I need one regex expression to match only between the many x*** tokens while stripping leading and trailing white space. If my limited knowledge of regex is correct, then the result should match into two separate lookaround groups.
English-language
English alphabet
I have two expressions that work in isolation but not in tandem:
(?<=1\*\*\*\s).*(?=\s2\*\*\*)
....
(?<=3\*\*\*\s).*(?=\s4\*\*\*)
I have tried various ways to combine them in one expression but only got incorrect results. e.g.
(?<=1\*\*\*\s).*(?=\s2\*\*\*)\w+(?<=3\*\*\*\s).*(?=\s4\*\*\*)
NO MATCHES
I should point out that I have control over the token format, so feel free to recommend one based on ease of use in regex.
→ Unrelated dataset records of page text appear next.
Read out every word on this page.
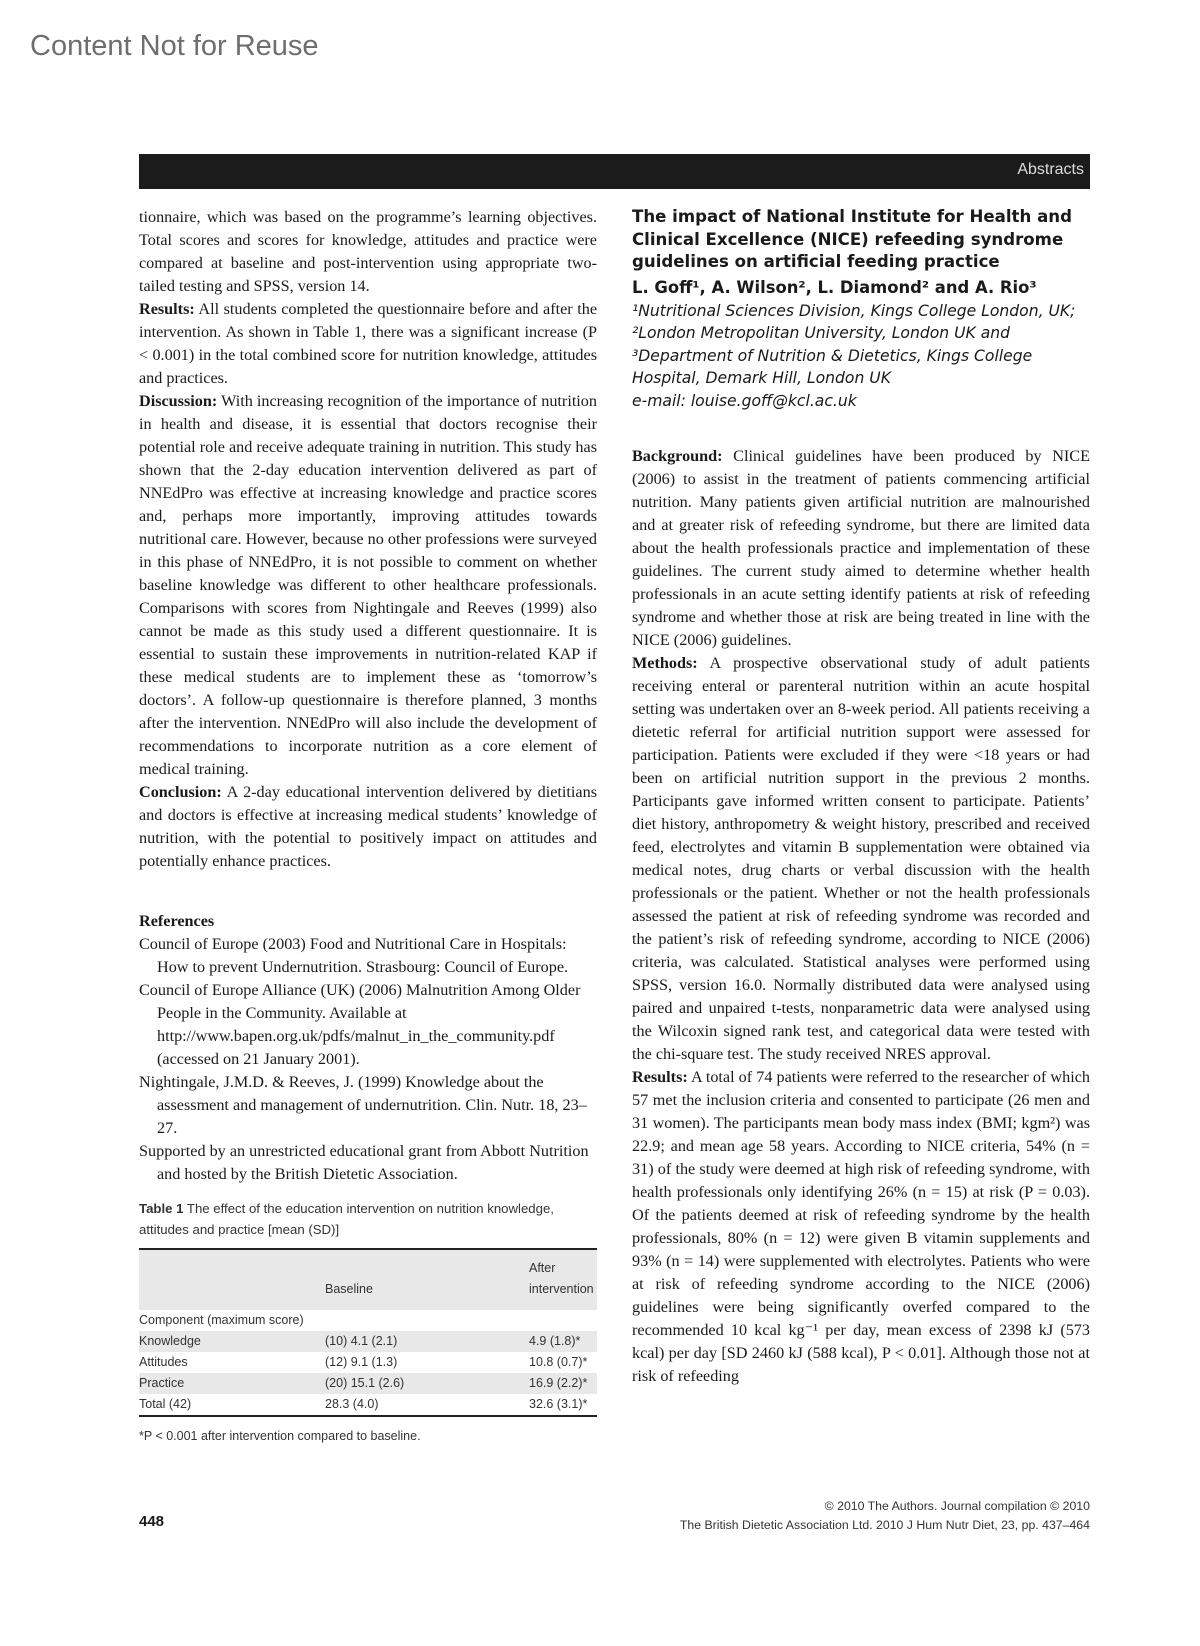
Content Not for Reuse
Abstracts

tionnaire, which was based on the programme’s learning objectives. Total scores and scores for knowledge, attitudes and practice were compared at baseline and post-intervention using appropriate two-tailed testing and SPSS, version 14.

Results: All students completed the questionnaire before and after the intervention. As shown in Table 1, there was a significant increase (P < 0.001) in the total combined score for nutrition knowledge, attitudes and practices.

Discussion: With increasing recognition of the importance of nutrition in health and disease, it is essential that doctors recognise their potential role and receive adequate training in nutrition. This study has shown that the 2-day education intervention delivered as part of NNEdPro was effective at increasing knowledge and practice scores and, perhaps more importantly, improving attitudes towards nutritional care. However, because no other professions were surveyed in this phase of NNEdPro, it is not possible to comment on whether baseline knowledge was different to other healthcare professionals. Comparisons with scores from Nightingale and Reeves (1999) also cannot be made as this study used a different questionnaire. It is essential to sustain these improvements in nutrition-related KAP if these medical students are to implement these as ‘tomorrow’s doctors’. A follow-up questionnaire is therefore planned, 3 months after the intervention. NNEdPro will also include the development of recommendations to incorporate nutrition as a core element of medical training.

Conclusion: A 2-day educational intervention delivered by dietitians and doctors is effective at increasing medical students’ knowledge of nutrition, with the potential to positively impact on attitudes and potentially enhance practices.

References

Council of Europe (2003) Food and Nutritional Care in Hospitals: How to prevent Undernutrition. Strasbourg: Council of Europe.

Council of Europe Alliance (UK) (2006) Malnutrition Among Older People in the Community. Available at http://www.bapen.org.uk/pdfs/malnut_in_the_community.pdf (accessed on 21 January 2001).

Nightingale, J.M.D. & Reeves, J. (1999) Knowledge about the assessment and management of undernutrition. Clin. Nutr. 18, 23–27.

Supported by an unrestricted educational grant from Abbott Nutrition and hosted by the British Dietetic Association.

Table 1 The effect of the education intervention on nutrition knowledge, attitudes and practice [mean (SD)]

	Baseline	After intervention
Component (maximum score)		
Knowledge	(10) 4.1 (2.1)	4.9 (1.8)*
Attitudes	(12) 9.1 (1.3)	10.8 (0.7)*
Practice	(20) 15.1 (2.6)	16.9 (2.2)*
Total (42)	28.3 (4.0)	32.6 (3.1)*

*P < 0.001 after intervention compared to baseline.

The impact of National Institute for Health and Clinical Excellence (NICE) refeeding syndrome guidelines on artificial feeding practice

L. Goff¹, A. Wilson², L. Diamond² and A. Rio³

¹Nutritional Sciences Division, Kings College London, UK; ²London Metropolitan University, London UK and ³Department of Nutrition & Dietetics, Kings College Hospital, Demark Hill, London UK

e-mail: louise.goff@kcl.ac.uk

Background: Clinical guidelines have been produced by NICE (2006) to assist in the treatment of patients commencing artificial nutrition. Many patients given artificial nutrition are malnourished and at greater risk of refeeding syndrome, but there are limited data about the health professionals practice and implementation of these guidelines. The current study aimed to determine whether health professionals in an acute setting identify patients at risk of refeeding syndrome and whether those at risk are being treated in line with the NICE (2006) guidelines.

Methods: A prospective observational study of adult patients receiving enteral or parenteral nutrition within an acute hospital setting was undertaken over an 8-week period. All patients receiving a dietetic referral for artificial nutrition support were assessed for participation. Patients were excluded if they were <18 years or had been on artificial nutrition support in the previous 2 months. Participants gave informed written consent to participate. Patients’ diet history, anthropometry & weight history, prescribed and received feed, electrolytes and vitamin B supplementation were obtained via medical notes, drug charts or verbal discussion with the health professionals or the patient. Whether or not the health professionals assessed the patient at risk of refeeding syndrome was recorded and the patient’s risk of refeeding syndrome, according to NICE (2006) criteria, was calculated. Statistical analyses were performed using SPSS, version 16.0. Normally distributed data were analysed using paired and unpaired t-tests, nonparametric data were analysed using the Wilcoxin signed rank test, and categorical data were tested with the chi-square test. The study received NRES approval.

Results: A total of 74 patients were referred to the researcher of which 57 met the inclusion criteria and consented to participate (26 men and 31 women). The participants mean body mass index (BMI; kgm²) was 22.9; and mean age 58 years. According to NICE criteria, 54% (n = 31) of the study were deemed at high risk of refeeding syndrome, with health professionals only identifying 26% (n = 15) at risk (P = 0.03). Of the patients deemed at risk of refeeding syndrome by the health professionals, 80% (n = 12) were given B vitamin supplements and 93% (n = 14) were supplemented with electrolytes. Patients who were at risk of refeeding syndrome according to the NICE (2006) guidelines were being significantly overfed compared to the recommended 10 kcal kg⁻¹ per day, mean excess of 2398 kJ (573 kcal) per day [SD 2460 kJ (588 kcal), P < 0.01]. Although those not at risk of refeeding

448
© 2010 The Authors. Journal compilation © 2010
The British Dietetic Association Ltd. 2010 J Hum Nutr Diet, 23, pp. 437–464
It just needs to comprise a sequence of mostly non-alphanumeric characters so it's not found natively in the data. My guess is I likely need at least two tokens; one start and one end.
EDIT: I have made progress but my regex engine behaves differently to that at regex101:
(?<=1\*\*\*\s)(.*)(?=\s2\*\*\*).*?(?<=3\*\*\*\s)(.*)(?=\s4\*\*\*)
Results in:
English-language 2*** 3*** English-language
Why? How can this be corrected?
Upvotes: 4
Views: 207
Reputation: 36100
If you want a regex that will match one or the other, you can just use alternation (|
):
(?<=1\*\*\*\s).*(?=\s2\*\*\*)|(?<=3\*\*\*\s).*(?=\s4\*\*\*)
If you want a regex that will match both in one go in separate groups, you can use .*?
in between and put them in matching groups (()
):
(?<=1\*\*\*\s)(.*)(?=\s2\*\*\*).*?(?<=3\*\*\*\s)(.*)(?=\s4\*\*\*)
Upvotes: 1
Reputation: 67968
(?<=[1-9]\*\*\*)\s*(.*?)(?=\s*[1-9]\*\*\*)
You can use this and grab the group 1
.See demo.
https://regex101.com/r/cZ0sD2/9
if u only want 2
matches use
(?<=[13]\*\*\*)\s*(.*?)(?=\s*[24]\*\*\*)
Upvotes: 1